Oganizações nacionais e internacionais de defesa dos direitos humanos trabalham desde o início da Copa do Mundo em um banco de dados que compila violações cometidas pela Polícia Militar contra os direitos e as garantias constitucionais de cidadãos. O foco são os atos públicos, como manifestações, nas 12 cidades-sede do torneio.

Houve tumulto quando policiais revistaram um artesão
Houve tumulto quando policiais revistaram um artesão

O objetivo é que, após a Copa, os casos considerados mais flagrantes possam subsidiar ações que denunciem o governo brasileiro, ou mesmo os governos estaduais, não apenas na Justiça, como em organismos como a Organização de Estados Americanos (OEA) e a Organização das Nações Unidas (ONU).

A ação é coordenada pela organização não governamental Conectas, segundo a qual atos como o dessa terça-feira, na praça Roosevelt, região central de São Paulo, revelam um recrudescimento da violência da PM desde o início do Mundial organizado pela Fifa. O ato pedia a libertação de dois manifestantes presos em manifestação no último dia 23 e terminou com seis pessoas detidas pela Tropa de Choque – entre as quais, dois advogados do coletivo Advogados Ativistas, que provê assistência jurídica a civis em protestos.

Para a diretora executiva da Conectas, Lúcia Nader, que, em entrevista ao Terra nesta quarta-feira, criticou a ação da PM durante o ato pacífico realizado em um espaço público.

Na avaliação da diretora, a ação da PM paulista ao prender manifestantes que não cometiam atos de vandalismo, tampouco bloqueavam o livre trânsito de carros e pedestres – alvo dos policiais em manifestações passadas – deixaram representantes de entidades de direitos humanos presentes ontem à praça Roosevelt “surpresos, indignados e totalmente perplexos”.

“O que notamos é que, desde que a Copa começou, as estratégias muito claras de intimidação e mesmo a escalada da violência aumentaram e vêm recrudescendo mais e mais. Ontem, por exemplo, era feito um debate, em praça pública, e a PM de diversas maneiras  intimidou as pessoas antes mesmo de elas chegarem ao local”, disse Lúcia. “Policiais portavam armas letais, inclusive, algo totalmente desaconselhado em parâmetros internacionais de segurança; muitos usavam a farda ‘robocop’ que sequer permite que sejam identificados: uma verdadeira aberração”, definiu.

De acordo com a diretora da Conectas, estratégias como as prisões para averiguação, sem respaldo legal, ontem se somaram a outro aspecto que, ela aponta, derruba argumentos da Polícia Militar paulista nas ações em protestos: não havia interdições de ruas, nem mesmo depredações.

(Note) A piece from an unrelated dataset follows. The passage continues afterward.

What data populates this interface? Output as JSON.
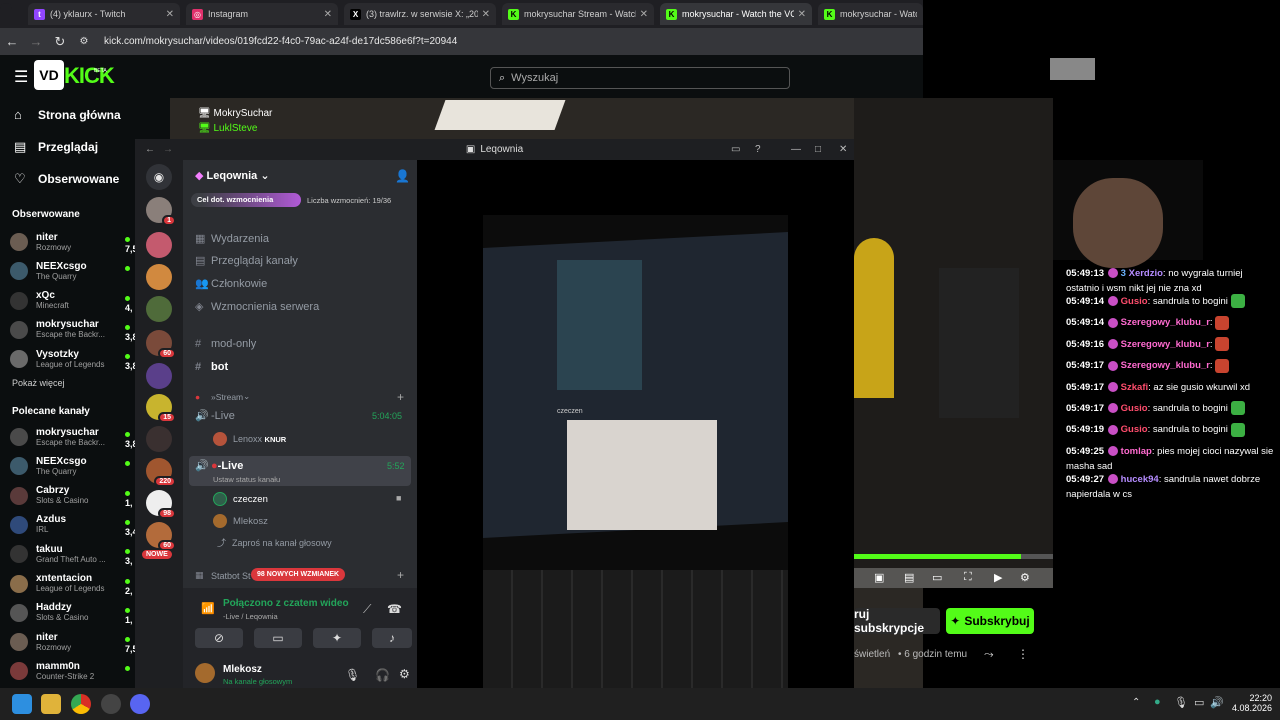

“O uso excessivo e desproporcional da força pela PM é extremamente questionável, e abusos são sempre inaceitáveis. Ontem, algumas coisas que a polícia tem dito para violar o injustificável se revelaram apenas desculpas: se o problema são o trânsito (impedido) e os grupos de vândalos, o que aconteceu? Havia um ato em uma praça pública, publicamente divulgado, e a maioria imensa das pessoas estava sentada e ouvindo as demais falarem. Em uma democracia, é totalmente inaceitável que isso (a violência policial desnecessária) aconteça.”

Ano passado, a Conectas comunicou a OEA sobre a violência da PM paulista nos protestos de junho pela redução das tarifas de transporte. Uma reunião com representantes da ONG, da organização e do governo brasileiro, no entanto, não surtiu o efeito esperado.  “Perguntavam sobre a PM, e o governo falava sobre outras coisas que nada tinham a ver com as questões. Foi estarrecedor”, apontou Lúcia.

Segundo a diretora, os casos concretos de violação de direitos civis durante a Copa formam um banco de dados on line colaborativo – as sugestões são enviadas, cadastradas e analisadas pelas entidades. Além da Conectas, estão na iniciativa organismos como o coletivo, Advogados Ativistas, a Associação Brasileira dos Advogados do Povo, o Centro Brasileiro de Solidariedade aos Povos e as ONGs Justiça Global, Rede de Comunidades e Movimentos contra a Violência, além da WITNESS.org.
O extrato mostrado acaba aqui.